Graham Gibson

Personal information
- Full name: Graham Gibson
- Date of birth: 19 July 1980 (age 45)
- Place of birth: Kirkcaldy, Scotland
- Position: Striker

Senior career*
- Years: Team / Apps / (Gls)
- Lochore Welfare
- 2002–2006: Brechin City / 100 / (18)
- 2006–2007: Partick Thistle / 16 / (1)
- 2007: → East Fife (loan) / 15 / (1)
- 2007–2008: Stenhousemuir / 19 / (1)
- 2008–2012: Forfar Athletic / 75 / (4)
- 2012-2013: Ballingry

= Graham Gibson =

Scottish footballer

Graham Gibson (born 19 July 1980) is a Scottish footballer who last played senior football for Scottish Second Division side Forfar Athletic until 2012.

==Career==
Gibson started off his career with Fife junior club Lochore Welfare, before making the move into senior football midway through the 2001–2002 season with then Third Division side Brechin City.
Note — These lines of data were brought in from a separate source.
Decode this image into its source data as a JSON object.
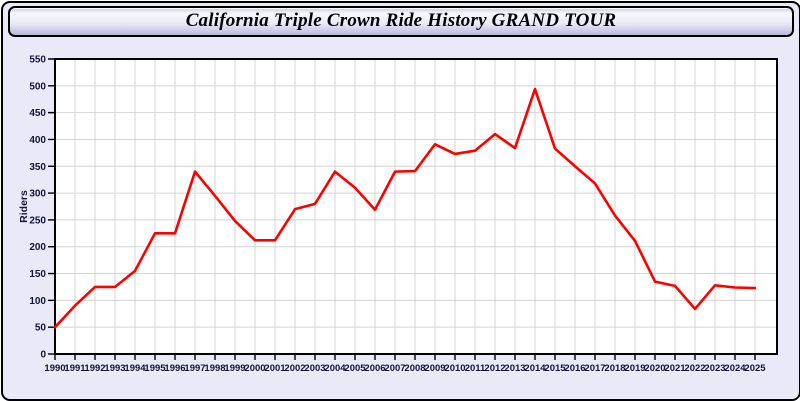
{
  "window": {
    "title": "California Triple Crown Ride History GRAND TOUR"
  },
  "colors": {
    "page_bg": "#e9e9f8",
    "plot_bg": "#ffffff",
    "plot_border": "#000000",
    "grid": "#d4d4d4",
    "tick_label": "#14143c",
    "axis_title": "#14143c",
    "line": "#ff0000"
  },
  "chart_data": {
    "type": "line",
    "title": "California Triple Crown Ride History GRAND TOUR",
    "xlabel": "",
    "ylabel": "Riders",
    "x": [
      1990,
      1991,
      1992,
      1993,
      1994,
      1995,
      1996,
      1997,
      1998,
      1999,
      2000,
      2001,
      2002,
      2003,
      2004,
      2005,
      2006,
      2007,
      2008,
      2009,
      2010,
      2011,
      2012,
      2013,
      2014,
      2015,
      2016,
      2017,
      2018,
      2019,
      2020,
      2021,
      2022,
      2023,
      2024,
      2025
    ],
    "series": [
      {
        "name": "Riders",
        "color": "#ff0000",
        "values": [
          50,
          90,
          125,
          125,
          155,
          225,
          225,
          340,
          295,
          248,
          212,
          212,
          270,
          280,
          340,
          310,
          269,
          340,
          341,
          391,
          373,
          379,
          410,
          384,
          494,
          383,
          350,
          318,
          258,
          211,
          135,
          127,
          84,
          128,
          124,
          123
        ]
      }
    ],
    "ylim": [
      0,
      550
    ],
    "ytick_step": 50,
    "grid": true,
    "legend": "none"
  }
}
His ability was recognised by Glasgow side Partick Thistle, who gave him a move up the leagues in 2006, to the First Division, although his time there was short - being sent on loan to East Fife before being released after just over a year to return to the Third Division with Stenhousemuir and then Forfar Athletic.

==After football==
Since leaving Ballingry, he has been working full-time for The Courier.